Another alleged Koblenz member was arrested after posting on the Russian platform vk.com, Muslims should be eliminated from the world: "It is time for the people, otherwise, we are history."

The informant who had helped the police had spent more than 20 years in various jails, psychiatric clinics and penal institutions, among other things, for robbery and arrest of a policeman, and was identified as violent. He was released in the spring of 2017. According to his own information, in the summer of 2019 he contacted an extremist chat group, which was looking for "patriots who were willing to fight and who were determined to do everything." After a few weeks, Werner S.'s radicalization scared him, so he contacted the security authorities and reported the terrorist plans.

==Recruitment on the Internet==
Since the fall of 2018, Marion G. created private groups on Facebook for “comrades who didn't just want to chat”. As of January 2019, she founded the chat group "Der harte Kern" and other chat groups in the messaging service such as Telegram, where she met and added more extremists over the months. In these chat groups and by phone, Werner S. was looking for men who were willing to make direct attacks. The profile Werner was looking for in applicants was that they had to be "smart, tough, brutal, fast, energetic" and trust yourself to "do more than participate in demonstrations." Werner recruited his members in very different settings, in Facebook groups, Twitter, Telegram, self-defense groups, rock clubs and neo-Nazi collectives who were united by their hatred of foreigners, refugees and Muslims.
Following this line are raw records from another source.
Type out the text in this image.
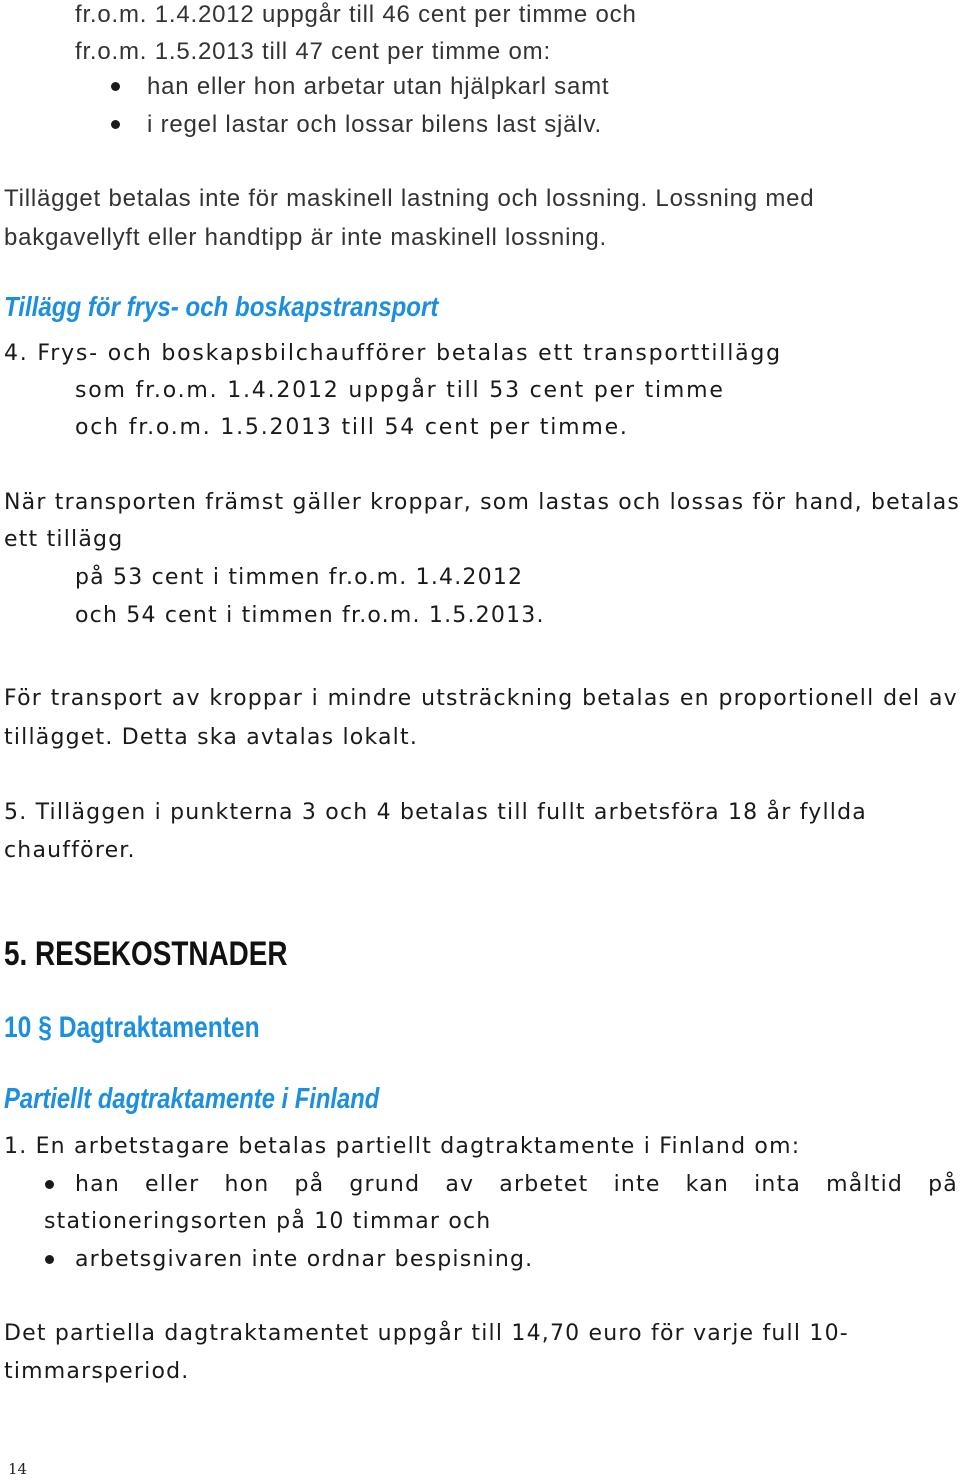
fr.o.m. 1.4.2012 uppgår till 46 cent per timme och
fr.o.m. 1.5.2013 till 47 cent per timme om:
han eller hon arbetar utan hjälpkarl samt
i regel lastar och lossar bilens last själv.
Tillägget betalas inte för maskinell lastning och lossning. Lossning med
bakgavellyft eller handtipp är inte maskinell lossning.
Tillägg för frys- och boskapstransport
4. Frys- och boskapsbilchaufförer betalas ett transporttillägg
som fr.o.m. 1.4.2012 uppgår till 53 cent per timme
och fr.o.m. 1.5.2013 till 54 cent per timme.
När transporten främst gäller kroppar, som lastas och lossas för hand, betalas
ett tillägg
på 53 cent i timmen fr.o.m. 1.4.2012
och 54 cent i timmen fr.o.m. 1.5.2013.
För transport av kroppar i mindre utsträckning betalas en proportionell del av
tillägget. Detta ska avtalas lokalt.
5. Tilläggen i punkterna 3 och 4 betalas till fullt arbetsföra 18 år fyllda
chaufförer.
5. RESEKOSTNADER
10 § Dagtraktamenten
Partiellt dagtraktamente i Finland
1. En arbetstagare betalas partiellt dagtraktamente i Finland om:
han eller hon på grund av arbetet inte kan inta måltid på
stationeringsorten på 10 timmar och
arbetsgivaren inte ordnar bespisning.
Det partiella dagtraktamentet uppgår till 14,70 euro för varje full 10-
timmarsperiod.
14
In the group they showed in the phone calls and intercepted talks a mixture of imperial bourgeoisie, Germanic mythology and xenophobia. In addition, the group did not rule out the use of suicide attacks, according to the findings of the researchers initially planned to use online recruitment to build a "clandestine army" inspired by the "Freikorps" during the Weimar Republic.

In their talks, the group is said to have also shared photographs of weapons that they themselves made, as well as sharing their fantasies of violence. Several of the participating members were "Preppers and had begun to gather supplies and weapons, although Marion had a particularly close relationship with Werner S., they never exchanged views with him or other members of the chat about weapons and threats of attack. Werner S.'s arrest surprised her, so she deleted their chats from her mobile phone after finding out.